SNSCT/IQAC/CLT/1.1 (Ver 2)
• Anomaly Detection: Identifying fraud or network intrusions.
Challenges
• Data Quality: Requires clean, structured data for effective training.
• Scalability: Training models on massive datasets requires distributed computing.
• Interpretability: Complex models (e.g., deep learning) may lack transparency.
Big Data Use Cases
• Training recommendation models on large user datasets.
• Real-time fraud detection using streaming data.
• Predictive maintenance in IoT using sensor data.
7. Cloud Computing
Definition
Cloud computing delivers computing services (storage, processing, analytics) over the
internet, providing scalable and flexible infrastructure for big data applications.
Big Data Relevance
• Platforms:
– AWS: Offers services like S3 (data storage), EMR (managed Hadoop),
Redshift (data warehousing).
– Google Cloud: Provides BigQuery (serverless data warehouse), Dataflow
(stream processing).
– Microsoft Azure: Includes Azure Data Lake, Synapse Analytics, and
HDInsight.
• Services:
– Data Lakes: Centralized repositories for raw, unstructured data (e.g., AWS
S3).
– Managed Hadoop Clusters: Simplifies Hadoop deployment (e.g., AWS EMR).

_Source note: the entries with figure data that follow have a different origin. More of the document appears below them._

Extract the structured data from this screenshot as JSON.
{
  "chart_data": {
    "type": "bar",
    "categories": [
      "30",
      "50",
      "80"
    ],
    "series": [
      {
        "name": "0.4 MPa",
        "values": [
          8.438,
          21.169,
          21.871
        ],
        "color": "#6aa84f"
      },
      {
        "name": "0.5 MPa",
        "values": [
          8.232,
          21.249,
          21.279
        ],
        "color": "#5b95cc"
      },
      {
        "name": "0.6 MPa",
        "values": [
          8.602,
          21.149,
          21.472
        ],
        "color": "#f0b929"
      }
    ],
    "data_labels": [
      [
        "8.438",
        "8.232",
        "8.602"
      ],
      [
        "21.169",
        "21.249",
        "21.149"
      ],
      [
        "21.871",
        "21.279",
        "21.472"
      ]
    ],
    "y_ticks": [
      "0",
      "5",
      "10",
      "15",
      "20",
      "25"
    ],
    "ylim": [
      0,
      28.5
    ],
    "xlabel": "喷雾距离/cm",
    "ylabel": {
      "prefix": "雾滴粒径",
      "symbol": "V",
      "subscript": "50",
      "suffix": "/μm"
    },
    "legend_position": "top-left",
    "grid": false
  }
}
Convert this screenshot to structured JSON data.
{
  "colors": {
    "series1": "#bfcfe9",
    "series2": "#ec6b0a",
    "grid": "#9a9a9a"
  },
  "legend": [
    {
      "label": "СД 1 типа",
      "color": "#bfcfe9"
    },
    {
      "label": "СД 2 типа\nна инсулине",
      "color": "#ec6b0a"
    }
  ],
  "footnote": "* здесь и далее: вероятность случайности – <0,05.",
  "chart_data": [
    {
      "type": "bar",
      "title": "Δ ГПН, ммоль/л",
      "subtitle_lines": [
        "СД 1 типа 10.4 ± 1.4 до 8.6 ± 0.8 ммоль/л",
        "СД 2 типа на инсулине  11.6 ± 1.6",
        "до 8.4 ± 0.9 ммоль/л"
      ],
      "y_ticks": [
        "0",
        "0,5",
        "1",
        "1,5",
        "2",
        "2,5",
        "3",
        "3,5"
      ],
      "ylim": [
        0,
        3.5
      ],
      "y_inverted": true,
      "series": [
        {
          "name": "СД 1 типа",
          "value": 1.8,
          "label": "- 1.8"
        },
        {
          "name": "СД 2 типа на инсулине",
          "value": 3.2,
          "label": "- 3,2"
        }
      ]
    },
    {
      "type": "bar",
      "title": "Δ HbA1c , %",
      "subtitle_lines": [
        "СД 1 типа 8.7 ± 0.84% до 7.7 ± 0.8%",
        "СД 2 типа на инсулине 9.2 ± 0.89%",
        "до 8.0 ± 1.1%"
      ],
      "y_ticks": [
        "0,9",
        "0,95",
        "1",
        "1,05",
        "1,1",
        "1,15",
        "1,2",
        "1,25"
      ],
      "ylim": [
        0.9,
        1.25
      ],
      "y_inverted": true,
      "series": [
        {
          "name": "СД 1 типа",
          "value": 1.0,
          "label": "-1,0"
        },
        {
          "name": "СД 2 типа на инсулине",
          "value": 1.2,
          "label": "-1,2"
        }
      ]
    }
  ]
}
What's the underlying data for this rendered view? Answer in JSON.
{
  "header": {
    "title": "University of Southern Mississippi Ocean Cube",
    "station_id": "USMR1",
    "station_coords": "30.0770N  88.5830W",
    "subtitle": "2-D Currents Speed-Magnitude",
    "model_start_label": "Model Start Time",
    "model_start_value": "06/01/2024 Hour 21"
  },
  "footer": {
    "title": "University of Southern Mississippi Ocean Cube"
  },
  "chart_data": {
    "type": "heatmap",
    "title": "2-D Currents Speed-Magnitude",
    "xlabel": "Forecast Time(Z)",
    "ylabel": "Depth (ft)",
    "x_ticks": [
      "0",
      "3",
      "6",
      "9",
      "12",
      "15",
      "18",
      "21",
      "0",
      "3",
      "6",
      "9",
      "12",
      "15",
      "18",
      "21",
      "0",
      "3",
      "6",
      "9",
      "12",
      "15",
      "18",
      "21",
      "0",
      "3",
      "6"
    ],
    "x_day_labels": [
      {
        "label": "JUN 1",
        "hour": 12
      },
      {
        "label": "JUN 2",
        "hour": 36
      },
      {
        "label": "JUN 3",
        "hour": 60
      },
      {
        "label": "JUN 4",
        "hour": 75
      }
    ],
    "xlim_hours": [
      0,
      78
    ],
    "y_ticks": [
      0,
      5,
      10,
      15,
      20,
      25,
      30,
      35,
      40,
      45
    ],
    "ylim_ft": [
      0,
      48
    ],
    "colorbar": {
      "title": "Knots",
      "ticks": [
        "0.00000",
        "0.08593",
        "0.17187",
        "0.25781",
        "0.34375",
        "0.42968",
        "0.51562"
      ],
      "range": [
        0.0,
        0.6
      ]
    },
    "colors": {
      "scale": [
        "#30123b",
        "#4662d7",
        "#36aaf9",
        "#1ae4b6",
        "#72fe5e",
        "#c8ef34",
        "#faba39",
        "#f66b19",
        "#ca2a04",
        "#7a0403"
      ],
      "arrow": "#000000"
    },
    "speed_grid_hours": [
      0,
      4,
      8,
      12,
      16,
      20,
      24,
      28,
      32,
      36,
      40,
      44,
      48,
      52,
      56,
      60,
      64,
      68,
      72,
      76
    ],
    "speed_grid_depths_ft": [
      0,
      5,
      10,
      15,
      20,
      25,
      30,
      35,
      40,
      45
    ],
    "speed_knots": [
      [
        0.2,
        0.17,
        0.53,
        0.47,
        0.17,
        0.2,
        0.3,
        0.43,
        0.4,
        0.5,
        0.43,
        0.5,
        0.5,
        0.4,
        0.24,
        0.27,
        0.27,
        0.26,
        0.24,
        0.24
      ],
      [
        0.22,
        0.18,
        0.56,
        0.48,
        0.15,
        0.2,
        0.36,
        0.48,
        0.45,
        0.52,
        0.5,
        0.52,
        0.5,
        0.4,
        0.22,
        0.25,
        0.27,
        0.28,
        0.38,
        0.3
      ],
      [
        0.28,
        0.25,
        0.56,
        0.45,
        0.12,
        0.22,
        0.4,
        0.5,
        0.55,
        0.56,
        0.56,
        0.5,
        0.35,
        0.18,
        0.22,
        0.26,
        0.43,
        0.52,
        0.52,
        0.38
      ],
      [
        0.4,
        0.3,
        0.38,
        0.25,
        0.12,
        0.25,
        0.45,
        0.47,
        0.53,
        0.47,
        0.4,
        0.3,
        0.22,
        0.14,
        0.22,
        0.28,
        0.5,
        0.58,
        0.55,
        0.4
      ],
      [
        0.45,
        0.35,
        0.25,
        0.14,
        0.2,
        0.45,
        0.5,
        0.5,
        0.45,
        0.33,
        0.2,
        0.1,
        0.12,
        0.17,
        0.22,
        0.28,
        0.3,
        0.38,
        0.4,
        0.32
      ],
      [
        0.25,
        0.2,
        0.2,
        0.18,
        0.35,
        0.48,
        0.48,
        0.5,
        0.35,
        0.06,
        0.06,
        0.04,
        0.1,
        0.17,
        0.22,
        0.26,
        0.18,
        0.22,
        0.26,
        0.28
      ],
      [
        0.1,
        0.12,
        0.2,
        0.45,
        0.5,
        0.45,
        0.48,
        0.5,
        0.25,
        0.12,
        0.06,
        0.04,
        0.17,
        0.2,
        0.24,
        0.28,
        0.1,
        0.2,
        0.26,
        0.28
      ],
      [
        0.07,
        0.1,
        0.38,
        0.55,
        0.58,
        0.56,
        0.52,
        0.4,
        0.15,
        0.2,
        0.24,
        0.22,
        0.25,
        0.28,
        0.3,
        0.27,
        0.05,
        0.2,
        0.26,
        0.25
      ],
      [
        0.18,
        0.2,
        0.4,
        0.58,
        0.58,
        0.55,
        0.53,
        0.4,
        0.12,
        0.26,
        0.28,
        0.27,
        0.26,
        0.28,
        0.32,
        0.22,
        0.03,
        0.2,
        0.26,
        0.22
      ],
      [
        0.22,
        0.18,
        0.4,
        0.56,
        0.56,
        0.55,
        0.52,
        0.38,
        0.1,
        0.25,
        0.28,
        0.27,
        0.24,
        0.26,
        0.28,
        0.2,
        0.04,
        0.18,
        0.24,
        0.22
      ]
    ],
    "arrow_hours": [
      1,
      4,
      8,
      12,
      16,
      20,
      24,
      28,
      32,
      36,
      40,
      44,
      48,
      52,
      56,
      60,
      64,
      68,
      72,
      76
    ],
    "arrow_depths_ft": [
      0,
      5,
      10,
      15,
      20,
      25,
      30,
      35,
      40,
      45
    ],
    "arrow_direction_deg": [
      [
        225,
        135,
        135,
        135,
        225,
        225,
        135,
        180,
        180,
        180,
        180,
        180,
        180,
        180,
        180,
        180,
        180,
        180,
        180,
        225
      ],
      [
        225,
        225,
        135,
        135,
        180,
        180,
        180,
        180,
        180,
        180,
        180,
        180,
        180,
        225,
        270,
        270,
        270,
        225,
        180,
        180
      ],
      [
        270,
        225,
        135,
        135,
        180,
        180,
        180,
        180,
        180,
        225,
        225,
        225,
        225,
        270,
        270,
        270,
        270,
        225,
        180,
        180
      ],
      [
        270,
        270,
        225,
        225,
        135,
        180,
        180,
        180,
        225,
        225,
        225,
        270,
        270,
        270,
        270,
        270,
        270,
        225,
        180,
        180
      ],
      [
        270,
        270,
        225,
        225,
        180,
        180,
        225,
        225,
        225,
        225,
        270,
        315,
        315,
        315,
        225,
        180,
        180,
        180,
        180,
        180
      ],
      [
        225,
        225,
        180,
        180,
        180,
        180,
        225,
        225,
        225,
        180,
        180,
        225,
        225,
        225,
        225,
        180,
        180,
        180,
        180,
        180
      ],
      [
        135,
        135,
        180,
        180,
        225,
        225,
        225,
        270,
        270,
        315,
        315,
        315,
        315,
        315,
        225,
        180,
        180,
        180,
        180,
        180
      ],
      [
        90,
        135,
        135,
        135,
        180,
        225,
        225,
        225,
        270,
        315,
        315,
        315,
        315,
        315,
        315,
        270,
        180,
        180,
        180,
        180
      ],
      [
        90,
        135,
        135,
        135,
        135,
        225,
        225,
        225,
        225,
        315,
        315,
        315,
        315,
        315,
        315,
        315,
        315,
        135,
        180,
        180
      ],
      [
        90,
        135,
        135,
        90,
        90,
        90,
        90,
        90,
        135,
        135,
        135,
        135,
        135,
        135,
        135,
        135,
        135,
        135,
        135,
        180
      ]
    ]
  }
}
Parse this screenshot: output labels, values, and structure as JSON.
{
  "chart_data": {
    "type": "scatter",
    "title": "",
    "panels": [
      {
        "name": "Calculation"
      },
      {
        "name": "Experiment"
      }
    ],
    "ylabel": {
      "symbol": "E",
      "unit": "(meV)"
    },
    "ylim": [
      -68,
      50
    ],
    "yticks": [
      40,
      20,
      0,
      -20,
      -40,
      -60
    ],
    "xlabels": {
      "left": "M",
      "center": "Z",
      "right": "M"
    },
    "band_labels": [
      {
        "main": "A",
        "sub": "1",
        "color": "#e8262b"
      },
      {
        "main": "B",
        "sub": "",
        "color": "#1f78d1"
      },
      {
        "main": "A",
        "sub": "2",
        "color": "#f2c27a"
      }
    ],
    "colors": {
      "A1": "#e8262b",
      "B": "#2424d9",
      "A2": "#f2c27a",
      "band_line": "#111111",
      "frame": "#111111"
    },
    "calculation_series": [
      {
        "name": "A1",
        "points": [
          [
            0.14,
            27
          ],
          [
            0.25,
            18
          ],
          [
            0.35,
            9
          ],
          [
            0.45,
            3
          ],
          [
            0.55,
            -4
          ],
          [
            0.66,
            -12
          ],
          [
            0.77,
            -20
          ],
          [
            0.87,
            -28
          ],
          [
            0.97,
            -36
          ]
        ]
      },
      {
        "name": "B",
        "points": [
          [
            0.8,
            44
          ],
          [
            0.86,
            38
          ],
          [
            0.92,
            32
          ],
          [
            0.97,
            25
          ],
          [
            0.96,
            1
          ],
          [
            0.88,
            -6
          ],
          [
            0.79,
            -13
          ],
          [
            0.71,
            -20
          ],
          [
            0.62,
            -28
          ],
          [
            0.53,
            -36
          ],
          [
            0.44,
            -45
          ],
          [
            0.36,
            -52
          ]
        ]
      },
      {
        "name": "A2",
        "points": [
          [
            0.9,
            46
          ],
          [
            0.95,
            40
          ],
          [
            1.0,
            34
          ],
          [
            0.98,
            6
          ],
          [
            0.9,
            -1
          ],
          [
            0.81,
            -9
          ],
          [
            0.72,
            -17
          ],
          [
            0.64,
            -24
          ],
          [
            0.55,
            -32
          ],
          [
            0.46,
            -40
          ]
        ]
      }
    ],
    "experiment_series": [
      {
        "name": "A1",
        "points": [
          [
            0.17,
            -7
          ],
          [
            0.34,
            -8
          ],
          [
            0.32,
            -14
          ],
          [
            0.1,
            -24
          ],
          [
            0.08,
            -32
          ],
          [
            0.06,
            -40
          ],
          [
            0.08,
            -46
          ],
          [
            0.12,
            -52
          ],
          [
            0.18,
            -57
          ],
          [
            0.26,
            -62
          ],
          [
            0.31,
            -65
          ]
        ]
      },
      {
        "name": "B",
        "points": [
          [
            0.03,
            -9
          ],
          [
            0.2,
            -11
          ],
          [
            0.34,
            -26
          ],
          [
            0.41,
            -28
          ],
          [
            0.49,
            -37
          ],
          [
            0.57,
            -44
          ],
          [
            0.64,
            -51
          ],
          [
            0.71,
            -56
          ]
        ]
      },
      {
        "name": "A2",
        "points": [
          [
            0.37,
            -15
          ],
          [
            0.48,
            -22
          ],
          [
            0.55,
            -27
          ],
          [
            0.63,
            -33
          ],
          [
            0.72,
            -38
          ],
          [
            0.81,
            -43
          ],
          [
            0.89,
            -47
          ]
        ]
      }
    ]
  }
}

– Serverless Computing: Executes code without managing servers (e.g., AWS
Lambda).
Advantages
• Scalability: Elastic resources to handle varying workloads.
• Cost Efficiency: Pay-as-you-go pricing reduces upfront costs.
• Accessibility: Global access to data and tools via the internet.
• Integration: Seamless integration with analytical tools and ML frameworks.
Challenges
• Data Security: Protecting sensitive data in the cloud.
• Vendor Lock-In: Dependency on specific cloud providers.
• Compliance: Adhering to regulations like GDPR or HIPAA.
Use Cases
• Hosting Hadoop clusters for large-scale data processing.
• Storing and analyzing IoT data in real-time.
• Running ML models on cloud-based infrastructure.
8. Data Visualization
Definition
Data visualization is the graphical representation of data to identify patterns, trends, and
insights, making complex data more accessible and understandable.
SNSCT/IQAC/CLT/1.1 (Ver 2)
Tools
• Tableau:
– Description: Creates interactive dashboards and visualizations.
– Features:
• Drag-and-drop interface for non-technical users.
• Integrates with Hadoop, NoSQL, and cloud platforms.
– Use Case: Business intelligence, sales forecasting.
• Power BI:
– Description: Microsoft’s platform for interactive data visualization.
– Features:
• AI-powered insights and natural language querying.
• Seamless integration with Azure and SQL Server.
– Use Case: Enterprise reporting, real-time monitoring.
• D3.js:
– Description: JavaScript library for custom, web-based visualizations.
– Features:
• Highly customizable for complex visualizations.
• Supports dynamic, interactive charts.
– Use Case: Custom dashboards, data-driven journalism.
Key Features
• Interactivity: Allows users to explore data through filters and drill-downs.
• Scalability: Handles large datasets with cloud and distributed computing support.
• Customization: Tailors visuals to specific business needs.
• Real-Time Visualization: Displays streaming data for immediate insights.
Applications
• Business Reporting: Visualizing sales, revenue, and KPIs.
• Real-Time Monitoring: Tracking system performance or user activity.
• Decision-Making Support: Providing insights for strategic planning.